A poll published today shows that sixty-nine per cent of people in Britain support the monarchy, the highest level for over a decade. Apparently, support for the monarchy remains solid across the country and social classes.

It's hardly surprising that support for the monarchy has risen in the run up to the Queen's Diamond Jubilee given the round the clock pushing of it on TV, in the press and by supermarkets and other retailers.  As a republican, I'm actually quite heartened that only just over two-thirds of people still support the monarchy. I would guess it was much higher at the time of the 1977 Jubilee and pretty much universal at the coronation in 1953.

The democratic case for abolishing the monarchy is unanswerable which is why defenders of the instituion never argue that inherited power and privilege is democratic but rather base themselves on flimsy arguments about "stability" and tourist income.

Tom Paine put it well in the revolutionary year of 1776:

"To the evil of monarchy we have added that of hereditary succession; and as the first is a degradation and lessening of ourselves, so the second, claimed as a matter of right, is an insult and an imposition on posterity. For all men being originally equals, no one by birth could have a right to set up his own family in perpetual preference to all others for ever, and though himself might deserve some decent degree of honours of his contemporaries, yet his descendants might be far too unworthy to inherit them.

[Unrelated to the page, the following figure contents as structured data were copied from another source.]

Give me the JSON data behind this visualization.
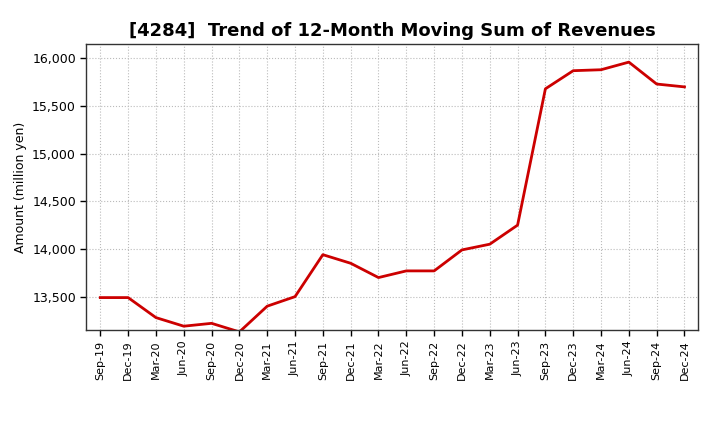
{
  "title": "[4284]  Trend of 12-Month Moving Sum of Revenues",
  "ylabel": "Amount (million yen)",
  "line_color": "#cc0000",
  "background_color": "#ffffff",
  "grid_color": "#bbbbbb",
  "ylim": [
    13150,
    16150
  ],
  "yticks": [
    13500,
    14000,
    14500,
    15000,
    15500,
    16000
  ],
  "x_labels": [
    "Sep-19",
    "Dec-19",
    "Mar-20",
    "Jun-20",
    "Sep-20",
    "Dec-20",
    "Mar-21",
    "Jun-21",
    "Sep-21",
    "Dec-21",
    "Mar-22",
    "Jun-22",
    "Sep-22",
    "Dec-22",
    "Mar-23",
    "Jun-23",
    "Sep-23",
    "Dec-23",
    "Mar-24",
    "Jun-24",
    "Sep-24",
    "Dec-24"
  ],
  "values": [
    13490,
    13490,
    13280,
    13190,
    13220,
    13130,
    13400,
    13500,
    13940,
    13850,
    13700,
    13770,
    13770,
    13990,
    14050,
    14250,
    15680,
    15870,
    15880,
    15960,
    15730,
    15700
  ],
  "title_fontsize": 13,
  "ylabel_fontsize": 9,
  "tick_fontsize": 9,
  "xtick_fontsize": 8
}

One of the strongest natural proofs of the folly of hereditary right in kings, is, that nature disapproves it, otherwise she would not so frequently turn it into ridicule by giving mankind an ass for a lion.

Secondly, as no man at first could possess any other public honours than were bestowed upon him, so the givers of those honours could have no power to give away the right of posterity. And though they might say, "We chooses you for our head," they could not, without manifest injustice to their children, say, "that your children and your children's children shall reign over ours for ever." Because such an unwise, unjust, unnatural compact might (perhaps) in the next succession put them under the government of a rogue or a fool. Most wise men, in their private sentiments, have ever treated hereditary right with contempt; yet it is one of those evils, which when once established is not easily removed; many submit from fear, others from superstition, and the more powerful part shares with the king the plunder of the rest."

1 comment:

  1. Good old Tom Paine; so much better put than I could manage. Although I'm not a communist in the USSR sense, I've been wearing my own jubilee badge this year: the red star with hammer and sickle. After all, this year is the 95th anniversary of the founding of the USSR, whose ideals we can (generally) applaud, even if not the reality.